My biggest issue is when the hubby and I go out eat. I always have a hard time picking healthy choices. I have this thing where I want to eat something good because I am paying for it. This is where cognitive-emotive dissonance comes into play when eating out. This is behavior that I will have to really work on, it is in my opinion that it is really easy to control these behaviors at home. But when you are dining out it is really hard to stay on track. Those temptations fly out the window and that previous behavior surfaces again. One thing I have learned on this road is that everything is not easy. Because food is my temptation, I have come ready to fight and win.

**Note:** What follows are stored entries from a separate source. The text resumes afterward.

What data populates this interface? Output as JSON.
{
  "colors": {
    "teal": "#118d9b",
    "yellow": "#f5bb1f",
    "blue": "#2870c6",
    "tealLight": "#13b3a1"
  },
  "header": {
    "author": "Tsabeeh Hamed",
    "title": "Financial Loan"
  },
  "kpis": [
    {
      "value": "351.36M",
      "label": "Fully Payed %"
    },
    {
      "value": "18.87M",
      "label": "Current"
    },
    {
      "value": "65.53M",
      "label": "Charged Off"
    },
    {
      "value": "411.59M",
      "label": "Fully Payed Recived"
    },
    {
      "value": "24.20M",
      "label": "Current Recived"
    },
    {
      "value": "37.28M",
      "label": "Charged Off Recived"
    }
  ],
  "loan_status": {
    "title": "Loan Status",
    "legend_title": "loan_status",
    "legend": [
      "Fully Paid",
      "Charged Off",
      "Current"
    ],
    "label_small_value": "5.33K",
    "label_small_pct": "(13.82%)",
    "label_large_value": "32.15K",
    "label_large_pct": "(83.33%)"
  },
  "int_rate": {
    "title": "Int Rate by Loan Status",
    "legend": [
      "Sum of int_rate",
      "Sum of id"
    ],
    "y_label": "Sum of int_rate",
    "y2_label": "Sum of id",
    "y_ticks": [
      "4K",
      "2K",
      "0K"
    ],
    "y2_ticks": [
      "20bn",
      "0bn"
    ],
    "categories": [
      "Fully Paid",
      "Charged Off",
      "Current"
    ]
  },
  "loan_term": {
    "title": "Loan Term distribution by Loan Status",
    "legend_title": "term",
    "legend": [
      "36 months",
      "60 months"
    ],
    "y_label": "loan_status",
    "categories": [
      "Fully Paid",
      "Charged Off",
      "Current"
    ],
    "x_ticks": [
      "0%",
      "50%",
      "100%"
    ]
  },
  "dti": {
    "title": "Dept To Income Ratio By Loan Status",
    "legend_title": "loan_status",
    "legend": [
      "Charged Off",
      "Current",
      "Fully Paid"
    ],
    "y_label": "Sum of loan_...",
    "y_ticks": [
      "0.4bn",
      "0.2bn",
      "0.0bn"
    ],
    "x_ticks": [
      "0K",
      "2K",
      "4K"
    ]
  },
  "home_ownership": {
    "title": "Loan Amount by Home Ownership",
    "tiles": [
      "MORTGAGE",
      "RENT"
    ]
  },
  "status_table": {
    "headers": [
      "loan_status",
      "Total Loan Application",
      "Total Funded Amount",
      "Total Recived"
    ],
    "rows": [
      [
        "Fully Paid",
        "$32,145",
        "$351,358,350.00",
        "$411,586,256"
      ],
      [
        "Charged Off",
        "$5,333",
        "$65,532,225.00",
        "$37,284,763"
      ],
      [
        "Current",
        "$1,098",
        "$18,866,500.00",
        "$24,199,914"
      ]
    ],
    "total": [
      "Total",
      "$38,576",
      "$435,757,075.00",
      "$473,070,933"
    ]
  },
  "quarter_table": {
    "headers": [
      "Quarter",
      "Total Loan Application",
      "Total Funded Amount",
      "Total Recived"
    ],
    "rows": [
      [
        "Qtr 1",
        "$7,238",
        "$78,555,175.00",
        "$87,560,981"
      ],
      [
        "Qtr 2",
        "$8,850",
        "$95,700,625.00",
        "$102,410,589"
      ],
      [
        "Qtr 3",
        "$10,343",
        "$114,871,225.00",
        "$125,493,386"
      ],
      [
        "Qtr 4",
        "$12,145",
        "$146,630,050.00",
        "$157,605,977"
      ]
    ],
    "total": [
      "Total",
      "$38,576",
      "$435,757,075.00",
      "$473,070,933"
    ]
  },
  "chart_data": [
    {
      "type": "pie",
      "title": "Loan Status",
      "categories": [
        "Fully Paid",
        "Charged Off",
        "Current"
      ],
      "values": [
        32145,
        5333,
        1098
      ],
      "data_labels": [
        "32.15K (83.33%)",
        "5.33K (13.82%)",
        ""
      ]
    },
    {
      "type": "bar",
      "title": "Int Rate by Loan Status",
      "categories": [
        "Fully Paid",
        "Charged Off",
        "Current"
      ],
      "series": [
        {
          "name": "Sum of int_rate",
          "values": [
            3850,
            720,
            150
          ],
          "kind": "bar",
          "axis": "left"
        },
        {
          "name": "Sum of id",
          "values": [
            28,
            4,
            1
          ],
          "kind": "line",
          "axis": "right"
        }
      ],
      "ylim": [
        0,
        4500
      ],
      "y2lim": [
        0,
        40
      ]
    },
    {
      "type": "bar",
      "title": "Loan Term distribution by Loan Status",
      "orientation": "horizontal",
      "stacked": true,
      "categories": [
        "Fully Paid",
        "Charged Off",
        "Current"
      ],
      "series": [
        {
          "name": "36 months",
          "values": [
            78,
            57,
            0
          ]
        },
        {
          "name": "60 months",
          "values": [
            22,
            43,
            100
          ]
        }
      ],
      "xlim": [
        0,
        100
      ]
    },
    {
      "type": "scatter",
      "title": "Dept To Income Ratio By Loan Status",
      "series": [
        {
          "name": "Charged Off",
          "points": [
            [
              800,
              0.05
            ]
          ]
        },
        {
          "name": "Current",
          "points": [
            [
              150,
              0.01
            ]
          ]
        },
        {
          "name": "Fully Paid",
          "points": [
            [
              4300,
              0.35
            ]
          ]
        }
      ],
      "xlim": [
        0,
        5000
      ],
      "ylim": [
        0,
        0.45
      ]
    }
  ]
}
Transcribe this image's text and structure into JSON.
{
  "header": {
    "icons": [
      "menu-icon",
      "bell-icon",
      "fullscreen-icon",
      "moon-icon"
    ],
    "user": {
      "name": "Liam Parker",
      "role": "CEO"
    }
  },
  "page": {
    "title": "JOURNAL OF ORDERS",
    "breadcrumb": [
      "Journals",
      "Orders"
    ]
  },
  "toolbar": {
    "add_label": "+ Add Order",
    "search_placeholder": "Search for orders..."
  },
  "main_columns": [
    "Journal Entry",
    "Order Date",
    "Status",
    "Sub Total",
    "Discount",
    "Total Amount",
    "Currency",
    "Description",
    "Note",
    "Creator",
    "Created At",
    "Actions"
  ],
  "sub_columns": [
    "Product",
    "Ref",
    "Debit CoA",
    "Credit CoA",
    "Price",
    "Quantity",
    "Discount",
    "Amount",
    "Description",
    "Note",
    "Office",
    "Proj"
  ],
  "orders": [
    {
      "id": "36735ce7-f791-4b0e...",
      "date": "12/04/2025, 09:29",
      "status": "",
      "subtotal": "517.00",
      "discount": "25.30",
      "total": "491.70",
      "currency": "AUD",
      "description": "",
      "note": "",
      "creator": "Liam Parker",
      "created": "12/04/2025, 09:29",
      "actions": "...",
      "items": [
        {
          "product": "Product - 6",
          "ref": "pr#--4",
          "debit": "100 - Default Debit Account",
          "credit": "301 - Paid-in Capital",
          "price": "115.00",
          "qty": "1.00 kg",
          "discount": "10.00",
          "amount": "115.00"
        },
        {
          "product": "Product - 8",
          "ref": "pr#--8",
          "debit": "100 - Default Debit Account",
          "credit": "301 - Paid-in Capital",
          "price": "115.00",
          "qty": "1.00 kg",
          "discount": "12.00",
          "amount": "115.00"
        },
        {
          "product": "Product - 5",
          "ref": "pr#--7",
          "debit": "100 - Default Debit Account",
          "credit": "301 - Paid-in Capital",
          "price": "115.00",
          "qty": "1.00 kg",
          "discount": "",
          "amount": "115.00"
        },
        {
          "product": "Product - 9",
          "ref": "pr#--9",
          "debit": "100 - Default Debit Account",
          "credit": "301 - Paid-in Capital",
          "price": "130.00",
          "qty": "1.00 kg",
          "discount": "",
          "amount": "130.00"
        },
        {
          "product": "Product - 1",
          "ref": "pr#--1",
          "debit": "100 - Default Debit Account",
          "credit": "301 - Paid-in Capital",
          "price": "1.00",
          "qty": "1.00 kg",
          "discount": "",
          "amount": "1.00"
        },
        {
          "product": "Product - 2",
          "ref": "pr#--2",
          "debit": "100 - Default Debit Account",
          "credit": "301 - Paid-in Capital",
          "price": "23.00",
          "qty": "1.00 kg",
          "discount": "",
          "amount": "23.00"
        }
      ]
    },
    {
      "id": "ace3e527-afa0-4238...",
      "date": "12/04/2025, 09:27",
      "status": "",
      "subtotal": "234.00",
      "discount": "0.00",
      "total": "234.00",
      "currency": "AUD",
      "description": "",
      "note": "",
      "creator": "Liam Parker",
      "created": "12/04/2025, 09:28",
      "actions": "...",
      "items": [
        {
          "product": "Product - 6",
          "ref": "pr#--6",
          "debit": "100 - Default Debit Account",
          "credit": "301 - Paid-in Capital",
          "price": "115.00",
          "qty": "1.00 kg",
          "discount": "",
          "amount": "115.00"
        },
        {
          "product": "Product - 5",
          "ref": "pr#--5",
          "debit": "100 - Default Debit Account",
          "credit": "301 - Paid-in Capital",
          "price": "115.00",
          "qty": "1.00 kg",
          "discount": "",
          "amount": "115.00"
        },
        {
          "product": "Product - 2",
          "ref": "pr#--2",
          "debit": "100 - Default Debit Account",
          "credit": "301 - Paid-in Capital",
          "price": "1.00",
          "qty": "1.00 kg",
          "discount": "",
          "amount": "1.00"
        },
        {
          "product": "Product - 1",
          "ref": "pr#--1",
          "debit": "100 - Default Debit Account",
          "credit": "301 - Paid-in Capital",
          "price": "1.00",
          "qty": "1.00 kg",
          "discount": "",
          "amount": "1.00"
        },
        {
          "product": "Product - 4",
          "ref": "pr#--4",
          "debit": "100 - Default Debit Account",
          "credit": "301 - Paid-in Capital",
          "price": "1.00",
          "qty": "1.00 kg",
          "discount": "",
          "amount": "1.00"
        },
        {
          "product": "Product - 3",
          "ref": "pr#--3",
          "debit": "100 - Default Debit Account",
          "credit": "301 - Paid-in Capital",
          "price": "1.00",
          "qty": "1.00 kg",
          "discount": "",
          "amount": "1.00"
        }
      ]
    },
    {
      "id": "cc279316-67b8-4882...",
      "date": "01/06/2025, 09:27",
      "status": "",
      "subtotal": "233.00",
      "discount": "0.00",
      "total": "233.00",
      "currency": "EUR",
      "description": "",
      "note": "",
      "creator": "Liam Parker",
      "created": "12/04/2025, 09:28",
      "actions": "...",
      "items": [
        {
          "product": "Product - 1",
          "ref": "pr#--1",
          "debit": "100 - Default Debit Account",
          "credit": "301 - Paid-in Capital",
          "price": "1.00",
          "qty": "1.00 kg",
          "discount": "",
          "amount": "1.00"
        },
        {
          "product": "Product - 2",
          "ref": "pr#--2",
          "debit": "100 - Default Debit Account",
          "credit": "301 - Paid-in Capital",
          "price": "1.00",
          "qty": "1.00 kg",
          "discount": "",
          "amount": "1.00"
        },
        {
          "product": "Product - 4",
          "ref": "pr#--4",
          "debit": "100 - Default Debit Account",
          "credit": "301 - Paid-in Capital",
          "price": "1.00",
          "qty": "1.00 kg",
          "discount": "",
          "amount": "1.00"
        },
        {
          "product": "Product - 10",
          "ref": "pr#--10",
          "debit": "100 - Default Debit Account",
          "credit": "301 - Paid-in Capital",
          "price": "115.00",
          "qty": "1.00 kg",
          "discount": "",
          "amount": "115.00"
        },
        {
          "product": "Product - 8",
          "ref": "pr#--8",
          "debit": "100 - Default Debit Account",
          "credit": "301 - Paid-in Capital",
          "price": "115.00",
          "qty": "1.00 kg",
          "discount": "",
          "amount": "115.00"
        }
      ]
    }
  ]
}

I recently ran across several posts about weight loss. Some inspirations, some not, and one such site seemed to view obesity differently. It stated that if we wants to stay overweight why should non-fat people worry about it. Now while I agree with the author about how we are viewed, I did not agree with the posts about the weight loss and why doctors, nutritionists or whomever should stop encouraging overweight people to lose weight and aim for healthy weight. Nevertheless I have to disagree because if I had listen to my doctor about my eating habits and my weight. I would not be in the sh
ape I am in now. I guess one reason I also disagree with the posts is because I am one of those people now. I have talked to my kids and use myself as example to explained why they need to eat healthy and exercise. I believe that if I would have listen it would have help me to stay healthy and I would not have all these medical problems that I am having now. It is in my opinion that we have to open our eyes and realize that being overweight is not good and we are causing ourselves great harm by not focusing on healthy eating habits.